SwiftKey does that if you give it access to your emails.

[–] [email protected] 3 points 1 year ago (1 children)

Can we have Scottish ones that know what a bawbag is, and when to put an "e" on the end of "shit"?

Thanks!

[–] [email protected] 1 points 1 year ago

Think of it from the LLM's perspective - in the general pool you have common English, you have less common variations such as this, and then you have whatever the heck people like Kid Rock are doing...

Bawitdaba, da bang, da dang diggy diggy
Diggy, said the boogie, said up jump the boogie

[–] [email protected] 22 points 1 year ago (1 children)
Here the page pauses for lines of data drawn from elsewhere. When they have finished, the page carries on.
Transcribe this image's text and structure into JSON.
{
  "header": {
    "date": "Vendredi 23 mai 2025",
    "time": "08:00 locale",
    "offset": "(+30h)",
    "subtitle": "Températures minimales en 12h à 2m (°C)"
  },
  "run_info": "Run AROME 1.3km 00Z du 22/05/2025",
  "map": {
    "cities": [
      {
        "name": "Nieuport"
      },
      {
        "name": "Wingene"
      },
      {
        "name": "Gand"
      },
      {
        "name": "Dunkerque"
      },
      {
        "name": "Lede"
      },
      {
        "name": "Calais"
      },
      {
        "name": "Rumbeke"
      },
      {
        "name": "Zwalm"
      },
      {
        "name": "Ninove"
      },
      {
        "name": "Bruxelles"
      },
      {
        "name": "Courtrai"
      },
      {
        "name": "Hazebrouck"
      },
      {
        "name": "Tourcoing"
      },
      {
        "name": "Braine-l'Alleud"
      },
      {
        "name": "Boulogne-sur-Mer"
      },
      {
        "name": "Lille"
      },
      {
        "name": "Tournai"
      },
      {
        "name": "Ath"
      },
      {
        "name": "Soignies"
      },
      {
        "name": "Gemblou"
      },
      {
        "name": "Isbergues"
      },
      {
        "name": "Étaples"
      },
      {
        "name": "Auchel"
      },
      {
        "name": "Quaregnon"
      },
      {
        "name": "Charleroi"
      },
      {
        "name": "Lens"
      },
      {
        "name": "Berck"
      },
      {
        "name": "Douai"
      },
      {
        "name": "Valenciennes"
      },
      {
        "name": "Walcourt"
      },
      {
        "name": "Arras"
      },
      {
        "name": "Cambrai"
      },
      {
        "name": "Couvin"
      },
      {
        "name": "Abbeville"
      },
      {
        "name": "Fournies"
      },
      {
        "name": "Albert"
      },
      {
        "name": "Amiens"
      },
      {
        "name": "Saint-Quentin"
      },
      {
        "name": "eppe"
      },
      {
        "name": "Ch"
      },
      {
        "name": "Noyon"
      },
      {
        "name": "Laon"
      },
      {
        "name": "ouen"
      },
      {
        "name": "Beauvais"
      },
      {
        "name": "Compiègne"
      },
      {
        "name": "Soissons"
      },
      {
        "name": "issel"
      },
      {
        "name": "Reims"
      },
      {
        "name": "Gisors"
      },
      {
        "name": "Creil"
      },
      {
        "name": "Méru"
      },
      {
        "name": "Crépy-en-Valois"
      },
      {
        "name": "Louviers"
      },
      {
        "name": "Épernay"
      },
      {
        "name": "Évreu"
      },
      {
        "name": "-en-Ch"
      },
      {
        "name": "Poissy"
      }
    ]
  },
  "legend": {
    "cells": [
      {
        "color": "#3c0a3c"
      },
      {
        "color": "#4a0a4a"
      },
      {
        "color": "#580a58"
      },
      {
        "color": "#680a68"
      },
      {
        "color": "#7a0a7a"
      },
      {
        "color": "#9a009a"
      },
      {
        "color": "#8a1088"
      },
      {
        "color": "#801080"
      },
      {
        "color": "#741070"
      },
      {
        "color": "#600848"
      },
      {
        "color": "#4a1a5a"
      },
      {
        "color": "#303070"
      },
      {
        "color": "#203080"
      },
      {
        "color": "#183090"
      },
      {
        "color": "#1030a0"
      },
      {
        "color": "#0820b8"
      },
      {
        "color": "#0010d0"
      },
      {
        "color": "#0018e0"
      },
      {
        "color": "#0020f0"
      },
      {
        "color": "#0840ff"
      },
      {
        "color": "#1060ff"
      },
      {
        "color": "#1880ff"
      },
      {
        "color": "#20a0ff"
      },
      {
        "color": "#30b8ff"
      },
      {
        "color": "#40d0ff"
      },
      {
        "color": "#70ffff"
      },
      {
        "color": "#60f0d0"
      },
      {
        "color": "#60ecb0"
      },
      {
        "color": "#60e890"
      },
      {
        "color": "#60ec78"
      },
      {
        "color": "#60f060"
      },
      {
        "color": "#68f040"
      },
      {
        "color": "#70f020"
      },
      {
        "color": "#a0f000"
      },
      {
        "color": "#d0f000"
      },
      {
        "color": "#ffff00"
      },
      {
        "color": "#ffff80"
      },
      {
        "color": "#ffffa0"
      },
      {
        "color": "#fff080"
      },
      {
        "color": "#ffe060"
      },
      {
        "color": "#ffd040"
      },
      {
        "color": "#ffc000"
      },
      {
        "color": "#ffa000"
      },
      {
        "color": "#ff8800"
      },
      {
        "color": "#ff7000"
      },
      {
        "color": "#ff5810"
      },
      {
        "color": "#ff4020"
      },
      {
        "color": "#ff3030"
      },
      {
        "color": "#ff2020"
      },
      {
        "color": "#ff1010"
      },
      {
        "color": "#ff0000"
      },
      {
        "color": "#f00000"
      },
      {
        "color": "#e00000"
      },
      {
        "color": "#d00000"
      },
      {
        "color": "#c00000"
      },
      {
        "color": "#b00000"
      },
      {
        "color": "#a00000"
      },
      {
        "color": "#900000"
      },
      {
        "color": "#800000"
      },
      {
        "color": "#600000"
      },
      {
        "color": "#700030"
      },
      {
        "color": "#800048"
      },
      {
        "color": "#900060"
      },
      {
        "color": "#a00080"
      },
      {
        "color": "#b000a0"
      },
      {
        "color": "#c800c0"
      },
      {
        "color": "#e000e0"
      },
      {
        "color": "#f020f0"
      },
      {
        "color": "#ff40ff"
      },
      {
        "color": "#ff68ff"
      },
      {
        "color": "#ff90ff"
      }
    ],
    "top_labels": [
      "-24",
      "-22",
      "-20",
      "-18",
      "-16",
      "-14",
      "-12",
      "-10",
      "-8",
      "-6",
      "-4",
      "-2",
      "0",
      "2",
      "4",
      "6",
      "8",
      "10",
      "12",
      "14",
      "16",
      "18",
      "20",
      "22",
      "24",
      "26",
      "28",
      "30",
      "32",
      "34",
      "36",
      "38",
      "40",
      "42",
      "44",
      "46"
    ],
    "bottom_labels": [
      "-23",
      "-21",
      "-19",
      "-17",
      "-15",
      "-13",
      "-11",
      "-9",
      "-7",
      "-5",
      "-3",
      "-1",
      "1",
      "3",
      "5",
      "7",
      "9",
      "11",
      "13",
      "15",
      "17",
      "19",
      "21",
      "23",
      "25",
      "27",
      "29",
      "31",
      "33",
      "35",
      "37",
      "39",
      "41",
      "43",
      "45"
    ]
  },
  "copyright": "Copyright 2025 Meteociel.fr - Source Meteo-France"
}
Because they're using different tech. That's like asking why do phone calls sound bad compared to voip calls. They're just using different tech.

[–] [email protected] 18 points 1 year ago* (last edited 1 year ago) (1 children)

Lawnmowers can't keep up with Ferraris either, despite both being vehicles.

edit for wording

[–] [email protected] 8 points 1 year ago (1 children)

You're in the No Stupid Questions community. Think about rule 7 in particular.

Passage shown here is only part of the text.